New scientific tools that are part sensor and part computer take in unfathomable amounts of information. These include the Australian Square Kilometre Array of radio telescopes, CERN's Large Hadron Collider, and the Pan-Starrs telescopes. These generate several petabytes of information every day. So how big is a petabyte of information? According to John Markoff in a NY Times article today, "A Deluge of Data Shapes in a New Era in Computing," a petabyte of data is the rough equivalent of 799 million copies of Moby Dick. Put that on your reading list, fellow scholars!
Of course, to sort through the daily petabytes requires new tools. And they aren't all expensive. Cheapt closers of computers can manage and process data at all sorts of speeds. Until recently, for example, you could run Linux on your Playstations and, for less than $500, you could basically make a cluster farm that could process petabytes like a supercomputer. Other tools help you search and sort and analyze.
And data isn't just for scientists any more. Indeed, the plethora of data changes knowledge on every level and it changes everyday life. As I and many others in HASTAC have been saying since the beginning of our run in this world, if humanists keep dismissing "data" and "evidence" as mere "positivism," we miss one of the great opportunities of our era. There really isn't such a thing as "data crunching" in the end. Data isn't just "crunched" (what does that mean?) but has to be interpreted, understood, put into context, analyzed along side other data, and in many other ways put through all the paces that humanists are expert at. The divide of "theory" versus "practice" or "the theoretical" versus "the empirical" has long since been shown to be bankrupt.
How much data comes from 100 million Facebook users updating their status every day? Who are those users? How do they see this Web of a world they are co-creating but that is yet available, constantly for exploitation. How do identitarian matters of race or gender or sexual orientation play out in virtual spaces such as Facebook? How does performativity work on line?

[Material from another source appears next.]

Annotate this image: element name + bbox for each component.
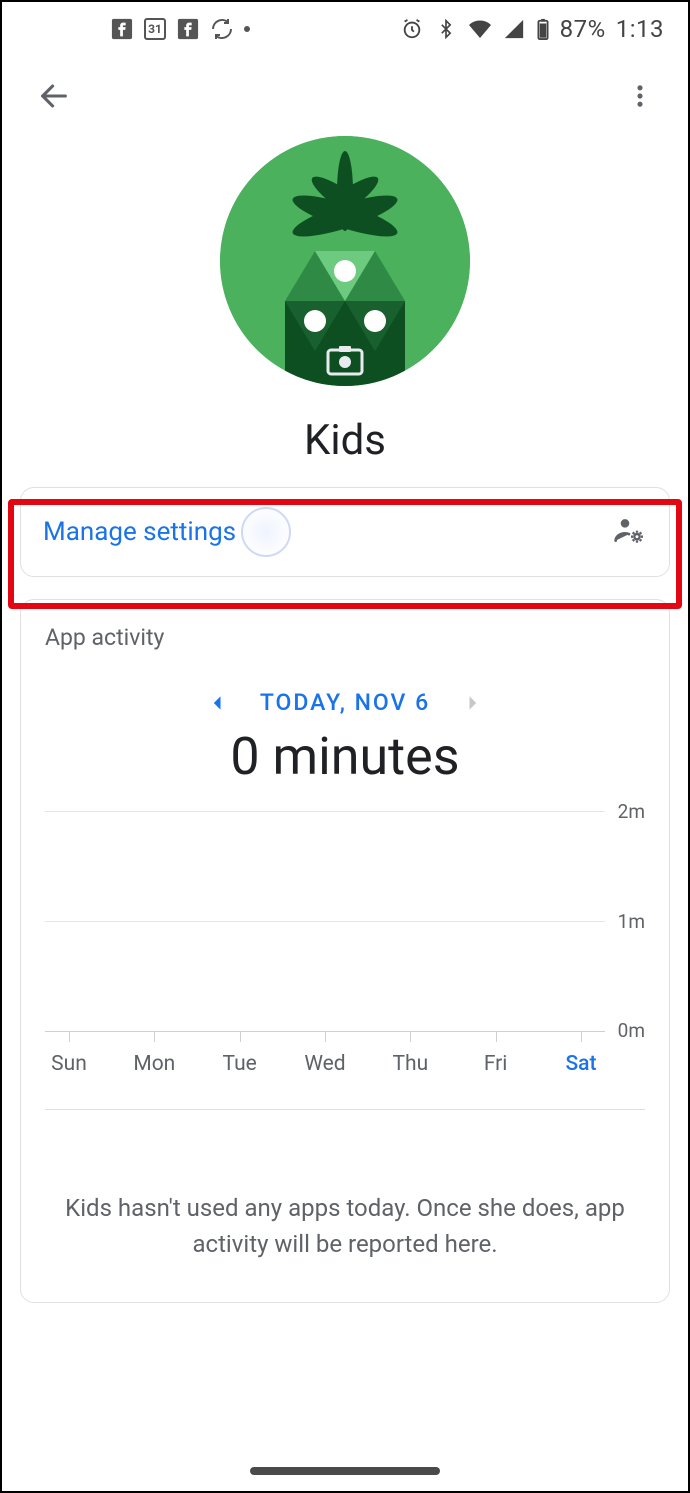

What about the concept of a "self" when it is clear that we can enter and leave the Web in many guises, constantly overlapping and yet distinctive?

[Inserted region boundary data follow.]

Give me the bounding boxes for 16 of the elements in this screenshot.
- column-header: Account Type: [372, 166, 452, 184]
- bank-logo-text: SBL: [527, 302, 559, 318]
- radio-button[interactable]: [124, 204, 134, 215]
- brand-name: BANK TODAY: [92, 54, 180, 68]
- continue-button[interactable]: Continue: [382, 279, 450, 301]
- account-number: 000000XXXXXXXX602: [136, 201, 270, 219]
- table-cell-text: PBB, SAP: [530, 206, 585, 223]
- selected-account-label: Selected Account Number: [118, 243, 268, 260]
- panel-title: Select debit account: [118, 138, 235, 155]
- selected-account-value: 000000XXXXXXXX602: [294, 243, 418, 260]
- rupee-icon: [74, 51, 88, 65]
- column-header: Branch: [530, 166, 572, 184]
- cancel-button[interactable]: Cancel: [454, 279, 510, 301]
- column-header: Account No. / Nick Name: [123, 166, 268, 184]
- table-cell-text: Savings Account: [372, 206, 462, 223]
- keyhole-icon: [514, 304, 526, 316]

And what is the relationship of data to communication? Before I exit this blog, I will use one of the widgets to share it with my Twitter network and my Facebook friends. What does that widgety activity mean? How does it change the cycles of authorship, production, consumption, publishing, and distribution? What does it do for privacy? How does it shape the public sphere? Information isn't static. It is Webby, as Ruby reminds me, with each think I find part of a web of information to each other thing that you find and that we can mashup and mix together. Data is social.
So much data, so little time. Humanities in a Digital Age are vital, urgent. Better get busy. 790 million Moby Dicks await us.